The Maiden, N.C., pro also fished the Bassmaster Weekend Series in 2008. After winning the national championship, he went on to fish the 2009 Bassmaster Classic on the Red River where he finished in 46th place.

The Elites so far

So far Williams has made the most of his short Elite Series career. At the stingy Sabine River he finished in 16th place and brought the biggest Day 2 weight to the scales. After Sabine, Williams collected a 91st place finish at Lake Guntersville and then 81st at the Sacramento River. Lake Havasu was a different story as Williams made the Sunday cut and finished the tournament in fifth place.

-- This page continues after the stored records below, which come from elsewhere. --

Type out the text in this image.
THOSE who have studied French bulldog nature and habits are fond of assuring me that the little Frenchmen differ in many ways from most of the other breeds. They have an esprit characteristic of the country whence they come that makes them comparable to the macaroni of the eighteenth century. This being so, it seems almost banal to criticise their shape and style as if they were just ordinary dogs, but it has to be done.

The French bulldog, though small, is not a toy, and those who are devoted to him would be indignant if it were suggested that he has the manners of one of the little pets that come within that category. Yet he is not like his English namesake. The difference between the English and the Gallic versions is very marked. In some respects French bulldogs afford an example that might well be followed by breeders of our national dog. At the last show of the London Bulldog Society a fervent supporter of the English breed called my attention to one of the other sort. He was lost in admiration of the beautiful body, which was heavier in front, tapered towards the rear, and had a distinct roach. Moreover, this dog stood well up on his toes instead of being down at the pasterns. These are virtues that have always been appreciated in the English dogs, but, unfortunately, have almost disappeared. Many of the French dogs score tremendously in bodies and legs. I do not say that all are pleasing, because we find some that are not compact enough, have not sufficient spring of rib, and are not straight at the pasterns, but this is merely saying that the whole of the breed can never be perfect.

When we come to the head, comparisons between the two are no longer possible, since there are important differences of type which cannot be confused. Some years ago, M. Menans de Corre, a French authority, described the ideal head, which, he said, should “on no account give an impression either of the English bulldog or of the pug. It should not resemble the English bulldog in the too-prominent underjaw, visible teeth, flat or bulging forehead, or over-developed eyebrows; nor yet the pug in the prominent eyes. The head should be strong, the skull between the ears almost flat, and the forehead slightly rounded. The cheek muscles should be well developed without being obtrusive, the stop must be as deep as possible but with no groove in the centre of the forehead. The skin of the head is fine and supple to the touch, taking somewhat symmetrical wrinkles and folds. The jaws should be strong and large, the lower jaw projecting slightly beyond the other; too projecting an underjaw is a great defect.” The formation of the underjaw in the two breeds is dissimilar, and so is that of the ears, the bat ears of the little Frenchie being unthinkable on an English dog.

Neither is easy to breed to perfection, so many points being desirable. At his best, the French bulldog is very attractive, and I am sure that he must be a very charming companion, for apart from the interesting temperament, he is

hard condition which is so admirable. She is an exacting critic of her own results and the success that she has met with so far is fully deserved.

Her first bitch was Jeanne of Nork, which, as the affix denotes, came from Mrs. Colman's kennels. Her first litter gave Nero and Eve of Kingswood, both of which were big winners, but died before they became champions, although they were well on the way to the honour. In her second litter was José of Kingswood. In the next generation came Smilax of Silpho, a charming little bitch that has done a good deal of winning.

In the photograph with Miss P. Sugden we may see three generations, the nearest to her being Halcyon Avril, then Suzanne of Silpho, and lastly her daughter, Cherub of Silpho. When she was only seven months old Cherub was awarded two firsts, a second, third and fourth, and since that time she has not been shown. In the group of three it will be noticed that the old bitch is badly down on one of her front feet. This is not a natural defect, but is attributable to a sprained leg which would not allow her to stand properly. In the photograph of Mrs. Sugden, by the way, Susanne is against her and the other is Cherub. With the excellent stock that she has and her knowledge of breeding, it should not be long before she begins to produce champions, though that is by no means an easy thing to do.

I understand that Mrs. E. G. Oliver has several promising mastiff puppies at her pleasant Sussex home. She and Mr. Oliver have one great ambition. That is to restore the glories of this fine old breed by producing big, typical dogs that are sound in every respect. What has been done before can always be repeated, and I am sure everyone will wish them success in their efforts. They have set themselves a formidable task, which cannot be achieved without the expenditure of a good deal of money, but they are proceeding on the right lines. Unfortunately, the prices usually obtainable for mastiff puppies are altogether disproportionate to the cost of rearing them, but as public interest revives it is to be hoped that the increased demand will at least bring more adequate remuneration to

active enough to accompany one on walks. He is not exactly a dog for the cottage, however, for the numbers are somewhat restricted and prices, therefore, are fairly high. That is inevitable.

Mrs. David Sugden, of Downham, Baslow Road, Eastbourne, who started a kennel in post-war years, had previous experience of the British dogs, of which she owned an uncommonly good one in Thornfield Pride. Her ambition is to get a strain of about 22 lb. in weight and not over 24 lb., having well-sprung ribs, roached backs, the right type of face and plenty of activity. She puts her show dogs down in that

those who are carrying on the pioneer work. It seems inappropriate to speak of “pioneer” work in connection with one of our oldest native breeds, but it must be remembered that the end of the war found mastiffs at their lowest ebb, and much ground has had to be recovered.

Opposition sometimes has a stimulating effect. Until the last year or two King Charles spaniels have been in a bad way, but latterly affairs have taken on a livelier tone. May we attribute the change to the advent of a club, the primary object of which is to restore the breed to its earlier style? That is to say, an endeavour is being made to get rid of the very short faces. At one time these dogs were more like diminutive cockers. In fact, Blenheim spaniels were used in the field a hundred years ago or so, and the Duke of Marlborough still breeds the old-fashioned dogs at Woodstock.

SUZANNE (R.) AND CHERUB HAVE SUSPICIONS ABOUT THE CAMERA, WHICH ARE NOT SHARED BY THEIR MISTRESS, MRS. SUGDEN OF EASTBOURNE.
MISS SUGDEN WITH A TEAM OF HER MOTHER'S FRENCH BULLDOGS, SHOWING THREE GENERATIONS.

“The Western swing taught me I need to get in better shape,” said Williams. “About 1 o’clock on the final day I was mentally and physically exhausted because of fishing two straight weeks. Anywhere you go, whether it is California or North Carolina it boils down to a bass is a bass. Those two weeks taught me to fish my style no matter what.”

Williams sits at 38th in the Toyota Bassmaster Angler of the Year race halfway through the season, and although he collected his first Top 5 at Havasu, he wasn’t so welcoming to the Arizona fishery when the schedule first came out.

“People asked me which event was not going to play into my favor the most and Lake Havasu was my answer,” said Williams. “I didn’t know anything about [the lake], you can’t find anything about it hardly and from looking at it I thought it would be won drop shotting. I wasn’t so sure about it, but the wind blew everyday and it kept the fish shallower and I was impressed during that week.”

Williams stated his goal for the rest of the season was simple.

“If I keep catching limits, good things are going to happen. I’ve had one every day of competition this year except Day 1 at the Sabine when I had mechanical issues,” said Williams who is third in the Rookie of the Year standings halfway through the season. “The big fish will come and good things will happen, my end goal is making the Classic at all costs.”